Gunners sale speculation

Hill-Wood plays down Arsenal takeover talk

April 16, 2010
By Harry Harris, Football Correspondent

Arsenal chairman Peter Hill-Wood has told Soccernet that he does not anticipate a near £1 billion takeover bid for Arsenal - and says he wouldn't be worried even if it did happen.

Stan Kroenke, Alisher Usmanov
GettyImagesStan Kroenke (L) and Alisher Usmanov (R) are both big shareholders at Arsenal and the American may have won out

Hill-Wood became the first member of the Gunners board to comment on the widespread takeover speculation this week, arising from the disclosure that Lady Nina Bracewell Smith has put her near 16% share block up for sale, valuing Arsenal at close to £1 billion.

The revelation has created takeover fever around Emirates Stadium, with reports suggesting biggest stakeholders 'Silent' Stan Kroenke or Alisher Usmanov could mount a takeover bid.

But Hill-Wood told Soccernet: "No, I do not anticipate a takeover bid, not at all. The situation has not created any uncertainty either, the board are very relaxed about it all. I haven't spoken to Stan Kroenke or anyone else for that matter, as there is no need to do so.

"The potential sale of a minority stake is unlikely to trigger a takeover in my opinion.

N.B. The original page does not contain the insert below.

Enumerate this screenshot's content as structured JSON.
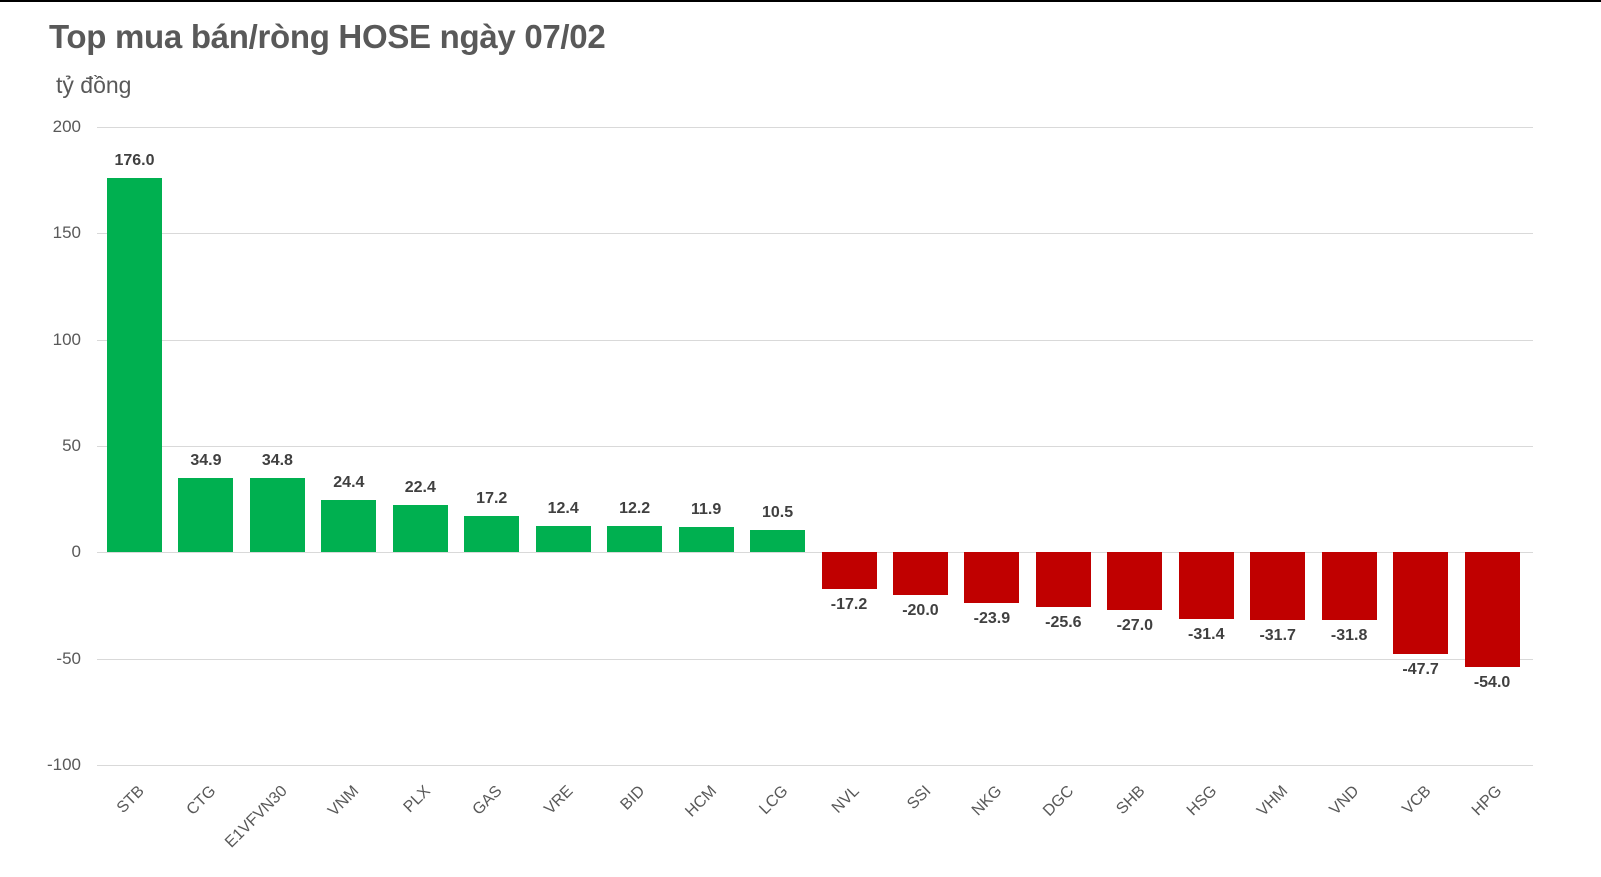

I don't see either of the two main shareholders mounting a takeover at present, and I just don't see why anyone would want to spend a fortune on a minority stake.

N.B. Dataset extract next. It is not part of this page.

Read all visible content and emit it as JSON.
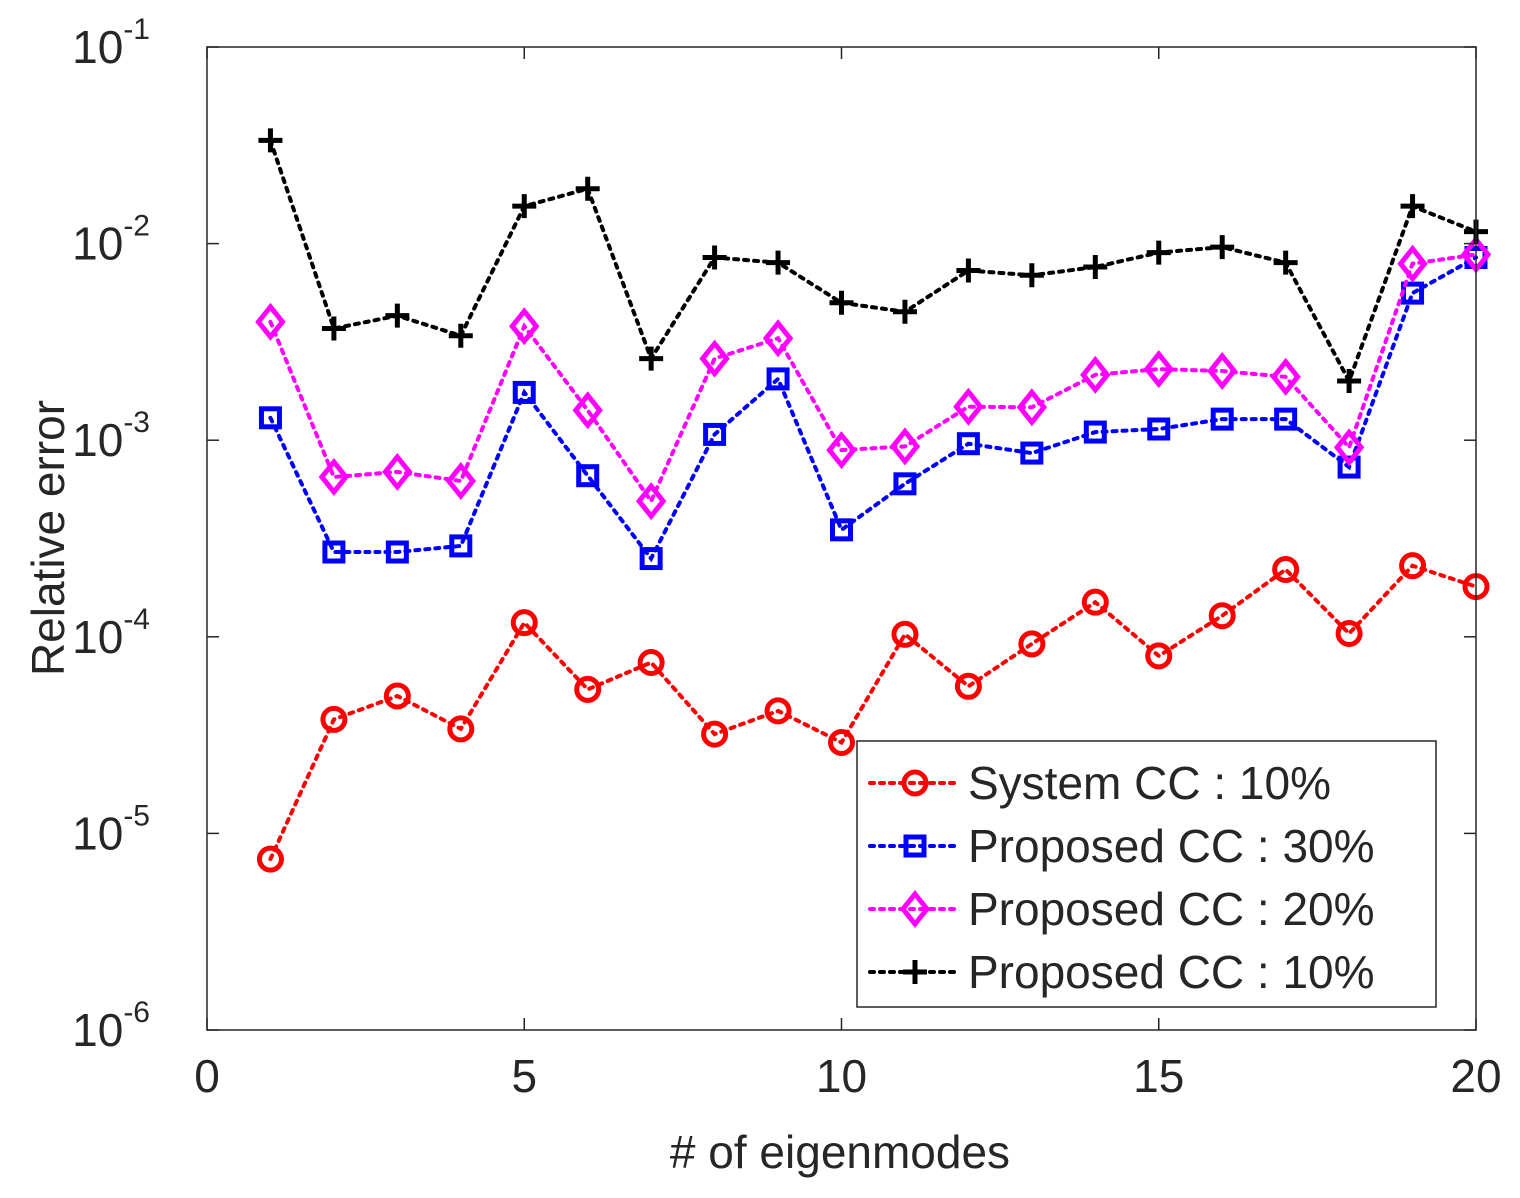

"However the soundings, the noises from Stan Kroenke - not that Stan makes much noise - is that he is happy with where he is at the moment, and I don't see Usmanov mounting a hostile takeover bid either."

Billionaire Russian oligarch Usmanov uses Red & White Holdings as an investment vehicle, and was widely reported to own a 26.29% stake in the Gunners, although he has recently acquired another 37 shares to take his stake up to 26.31%.

In a non-committal statement, Red & White said they remained "a committed long-term investor in Arsenal'' which "retains all its options'' and stressed that "no particular course of action is ruled in or out''.

US billionaire Kroenke has a 29.98% stake in the club, just 10 shares short of the statutory ceiling at which he would be compelled to make a full-scale takeover bid.

Kroenke, though, is busy launching a bid for full control of the American football team the St Louis Rams. Kroenke owns the NBA's Denver Nuggets, the NHL's Colorado Avalanche and Major League Soccer's Colorado Rapids.

He didn't need Lady Bracewell-Smith to formerly put her shares up for sale, in order to launch a takeover of Arsenal, but Kroenke does, according to Hill-Wood, feel her £10,000-a-share valuation is far too high.

Hill-Wood added: "I don't understand all the fuss. It is a silly price for the shares, and it would be a massive outlay to try to buy the club. But if there was a bid for the club then it would be the decision of the shareholders whether to accept it, and again there is no certainty that that will happen.

"People have jumped in and bought football clubs at silly prices, and regretted it. All we can do as a football club is to continue as we are, trying to run it for the benefit of the football club."